What's Cool In Road Cycling

World Cup: Fat Lady To Sing in Lombardy

– By Gordon Cameron –
The professional road racing season in Europe effectively comes to a close on Saturday with one of the most beautiful races on the calendar. In it’s 98th year, the Giro di Lombardia (Tour of Lombardy) is known as the ‘Race of the Falling Leaves’, and is the perfect counterpoint to Paris-Nice, known as the ‘Race to the Sun’, which falls in March.

Lombardy sometimes sees the riders arrive at the finish as dusk encroaches, giving the race a very special, melancholic quality – the champion for whom the word melancholic was invented, Fausto Coppi, took the race 5 times. In stunning countryside, they were some of his finest exploits.

Last year, Danilo Di Luca held off Giuliano Figueras to win in the misty, Lombardy twilight – a situation seen by some as symbolic of the close of a long fight against the doping generation, although the chaos of this year’s Giro indicates otherwise.
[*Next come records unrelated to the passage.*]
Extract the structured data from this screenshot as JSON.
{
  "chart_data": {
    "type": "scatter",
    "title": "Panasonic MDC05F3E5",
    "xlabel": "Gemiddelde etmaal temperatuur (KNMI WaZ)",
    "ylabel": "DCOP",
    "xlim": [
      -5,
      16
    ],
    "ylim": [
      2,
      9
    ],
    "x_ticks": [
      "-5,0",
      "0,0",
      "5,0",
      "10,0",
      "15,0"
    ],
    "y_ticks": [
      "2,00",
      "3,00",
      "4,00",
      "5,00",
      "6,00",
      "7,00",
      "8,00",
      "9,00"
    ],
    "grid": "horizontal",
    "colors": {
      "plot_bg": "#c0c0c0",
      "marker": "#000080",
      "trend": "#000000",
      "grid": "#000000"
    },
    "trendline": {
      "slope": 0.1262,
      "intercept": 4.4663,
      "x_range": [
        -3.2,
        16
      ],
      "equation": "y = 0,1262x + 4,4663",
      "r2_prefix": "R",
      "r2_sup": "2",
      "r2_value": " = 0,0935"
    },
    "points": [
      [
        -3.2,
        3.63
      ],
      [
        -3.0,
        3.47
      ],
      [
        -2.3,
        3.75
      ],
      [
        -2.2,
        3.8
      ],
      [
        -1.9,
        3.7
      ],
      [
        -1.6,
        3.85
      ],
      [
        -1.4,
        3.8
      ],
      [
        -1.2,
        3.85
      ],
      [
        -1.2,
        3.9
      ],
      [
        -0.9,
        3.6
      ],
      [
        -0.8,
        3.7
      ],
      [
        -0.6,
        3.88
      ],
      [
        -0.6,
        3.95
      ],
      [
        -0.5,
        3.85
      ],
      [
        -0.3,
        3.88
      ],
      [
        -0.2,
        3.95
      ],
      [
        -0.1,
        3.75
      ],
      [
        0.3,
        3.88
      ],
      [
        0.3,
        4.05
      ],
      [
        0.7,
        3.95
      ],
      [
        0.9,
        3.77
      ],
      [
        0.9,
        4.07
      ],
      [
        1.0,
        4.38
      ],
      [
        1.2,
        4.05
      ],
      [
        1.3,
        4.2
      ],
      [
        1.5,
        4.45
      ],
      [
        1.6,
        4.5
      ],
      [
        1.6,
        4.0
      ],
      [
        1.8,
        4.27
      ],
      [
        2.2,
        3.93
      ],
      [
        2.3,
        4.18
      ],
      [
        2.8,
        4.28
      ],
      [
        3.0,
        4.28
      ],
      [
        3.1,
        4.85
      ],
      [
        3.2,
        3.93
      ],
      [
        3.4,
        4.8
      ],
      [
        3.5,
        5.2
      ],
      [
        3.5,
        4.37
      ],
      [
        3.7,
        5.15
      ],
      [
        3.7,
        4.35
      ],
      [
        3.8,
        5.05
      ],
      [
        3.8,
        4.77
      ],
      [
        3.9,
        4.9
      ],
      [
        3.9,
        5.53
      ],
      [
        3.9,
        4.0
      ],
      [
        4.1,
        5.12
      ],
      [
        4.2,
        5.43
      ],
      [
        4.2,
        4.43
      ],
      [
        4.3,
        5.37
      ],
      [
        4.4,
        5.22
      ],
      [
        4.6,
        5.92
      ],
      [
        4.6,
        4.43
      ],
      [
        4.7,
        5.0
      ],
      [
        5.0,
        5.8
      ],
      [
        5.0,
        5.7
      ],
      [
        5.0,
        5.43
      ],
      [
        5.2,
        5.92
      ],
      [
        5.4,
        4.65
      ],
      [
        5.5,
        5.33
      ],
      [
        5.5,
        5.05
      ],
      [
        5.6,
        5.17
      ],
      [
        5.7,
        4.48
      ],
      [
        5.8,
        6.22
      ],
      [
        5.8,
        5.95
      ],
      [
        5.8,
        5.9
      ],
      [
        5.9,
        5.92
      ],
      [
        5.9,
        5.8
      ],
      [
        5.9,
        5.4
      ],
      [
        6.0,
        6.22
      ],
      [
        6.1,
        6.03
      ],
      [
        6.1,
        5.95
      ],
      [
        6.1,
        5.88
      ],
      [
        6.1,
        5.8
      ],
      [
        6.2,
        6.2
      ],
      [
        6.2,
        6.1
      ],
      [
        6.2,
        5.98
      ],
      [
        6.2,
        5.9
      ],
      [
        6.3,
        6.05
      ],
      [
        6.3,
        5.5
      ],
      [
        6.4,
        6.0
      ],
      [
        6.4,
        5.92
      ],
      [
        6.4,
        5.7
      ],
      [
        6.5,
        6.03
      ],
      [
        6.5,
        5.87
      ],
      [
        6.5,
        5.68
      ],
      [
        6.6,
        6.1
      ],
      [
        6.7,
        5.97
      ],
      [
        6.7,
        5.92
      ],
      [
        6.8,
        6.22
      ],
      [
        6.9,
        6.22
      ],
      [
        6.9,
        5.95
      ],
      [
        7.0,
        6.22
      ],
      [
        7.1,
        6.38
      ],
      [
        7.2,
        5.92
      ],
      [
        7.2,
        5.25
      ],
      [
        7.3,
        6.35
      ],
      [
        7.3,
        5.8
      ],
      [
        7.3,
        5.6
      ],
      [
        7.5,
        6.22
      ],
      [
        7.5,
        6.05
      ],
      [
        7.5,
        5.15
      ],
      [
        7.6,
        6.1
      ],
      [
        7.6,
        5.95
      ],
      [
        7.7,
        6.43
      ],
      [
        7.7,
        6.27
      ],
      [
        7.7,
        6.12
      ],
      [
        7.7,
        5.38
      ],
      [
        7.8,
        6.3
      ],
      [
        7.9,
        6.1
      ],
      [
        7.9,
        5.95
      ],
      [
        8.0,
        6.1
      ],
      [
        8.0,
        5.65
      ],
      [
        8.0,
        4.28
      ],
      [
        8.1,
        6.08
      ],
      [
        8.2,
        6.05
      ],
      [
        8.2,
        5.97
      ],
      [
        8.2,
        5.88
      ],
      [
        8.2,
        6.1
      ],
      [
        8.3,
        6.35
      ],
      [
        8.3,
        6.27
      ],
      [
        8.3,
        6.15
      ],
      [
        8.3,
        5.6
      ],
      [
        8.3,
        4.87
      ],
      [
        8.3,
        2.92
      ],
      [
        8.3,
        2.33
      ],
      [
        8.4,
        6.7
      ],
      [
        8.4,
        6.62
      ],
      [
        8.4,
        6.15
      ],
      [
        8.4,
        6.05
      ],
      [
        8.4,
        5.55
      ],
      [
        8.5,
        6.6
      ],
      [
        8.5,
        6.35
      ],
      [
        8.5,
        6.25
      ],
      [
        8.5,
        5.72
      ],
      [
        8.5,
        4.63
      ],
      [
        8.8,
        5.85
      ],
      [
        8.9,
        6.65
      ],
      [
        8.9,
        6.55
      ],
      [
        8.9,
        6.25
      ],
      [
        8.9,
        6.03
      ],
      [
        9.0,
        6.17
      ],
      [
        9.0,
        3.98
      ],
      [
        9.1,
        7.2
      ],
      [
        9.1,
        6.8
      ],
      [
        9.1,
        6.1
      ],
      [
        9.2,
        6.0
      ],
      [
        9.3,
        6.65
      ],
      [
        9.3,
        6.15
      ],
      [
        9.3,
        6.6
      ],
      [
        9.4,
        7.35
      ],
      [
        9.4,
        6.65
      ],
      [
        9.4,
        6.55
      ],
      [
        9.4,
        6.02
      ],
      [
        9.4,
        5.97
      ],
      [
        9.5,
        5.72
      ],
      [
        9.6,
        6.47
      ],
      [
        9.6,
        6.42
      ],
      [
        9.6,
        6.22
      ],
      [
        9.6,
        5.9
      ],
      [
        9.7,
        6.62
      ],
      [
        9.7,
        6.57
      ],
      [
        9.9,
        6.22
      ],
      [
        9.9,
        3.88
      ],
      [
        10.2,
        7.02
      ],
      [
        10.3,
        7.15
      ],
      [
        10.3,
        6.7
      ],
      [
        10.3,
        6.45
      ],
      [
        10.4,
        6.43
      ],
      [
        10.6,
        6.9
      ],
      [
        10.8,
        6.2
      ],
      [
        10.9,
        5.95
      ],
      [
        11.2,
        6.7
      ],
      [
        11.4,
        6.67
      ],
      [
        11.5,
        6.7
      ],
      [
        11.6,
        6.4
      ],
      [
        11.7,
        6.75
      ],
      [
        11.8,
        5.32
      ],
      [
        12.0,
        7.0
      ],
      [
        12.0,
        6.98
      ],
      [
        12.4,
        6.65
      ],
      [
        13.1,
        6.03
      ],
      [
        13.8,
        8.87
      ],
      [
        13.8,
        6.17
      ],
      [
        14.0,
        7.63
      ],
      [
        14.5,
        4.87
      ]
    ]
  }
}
This year’s event is to be run over 251 km from Cantu to Bergamo, and is the final race in the ‘Trittico Rosa’ series after Milan-Turin and Giro Del Piedmonte. The course is hilly and selective, and sees the riders climb the Madonna del Ghisallo, (home to a famous shrine hung with jerseys from every champion of note), the Colle del Gallo, Selvino, Berbenno and the Colle Aperto which could be the springboard to a final victory coming just 4 km from home.

It will also see the final battle for the 2002 World Cup between current leader Paolo Bettini and Johan Museew. As the route favours those who can climb, rather than the powerhouse hardmen such as Museew, it’s a fair bet the Italian will extend his 9 point margin by the end of Saturday. Having won Liege-Bastogne-Liege twice, a race not dissimilar in terms of course profile, Bettini stands every chance of winning Lombardy on Saturday.

Aside from Bettini, a number of strong favourites stand out for the 2002 race. First among those is Michele Bartoli, who has surprisingly failed to place higher than 3rd in a race which suits his attacking style and strength on these types of climbs. With 3 wins in 3 weeks, Bartoli is looking good and knows one more huge effort will enable him to enjoy a very happy winter. His team mate Francesco Casagrande is also strong on this type of route, and has posted decent results after finishing in the Vuelta’s top 10 last month. He’ll also want to finish his time at Fassa Bortolo with a bang, given his impending switch to Lampre.

Previous winners Danilo Di Luca and Mirko Celestino are bound to be in the mix and can’t be ignored. However, it could mean that with Gilberto Simoni and Igor Astarloa also riding for Saeco, there may just be too many options for the Italian squad to have a cohesive game plan. Theoretically, Astarloa can still win the World Cup, but needs a reasonably freakish outcome to do so, and his team mates might not be inclined to devote their energies to him.

Rabobank’s Michael Boogerd is a rider who loves this sort of course, and has made the Lombardi podium twice. He has the talent, and like Bartoli, it is a surprise that he has never won here.

Whatever happens, the man on the top step of the podium will have deservedly won one of cycling’s premier races, and ensured his place alongside the finest of company in the sport’s history.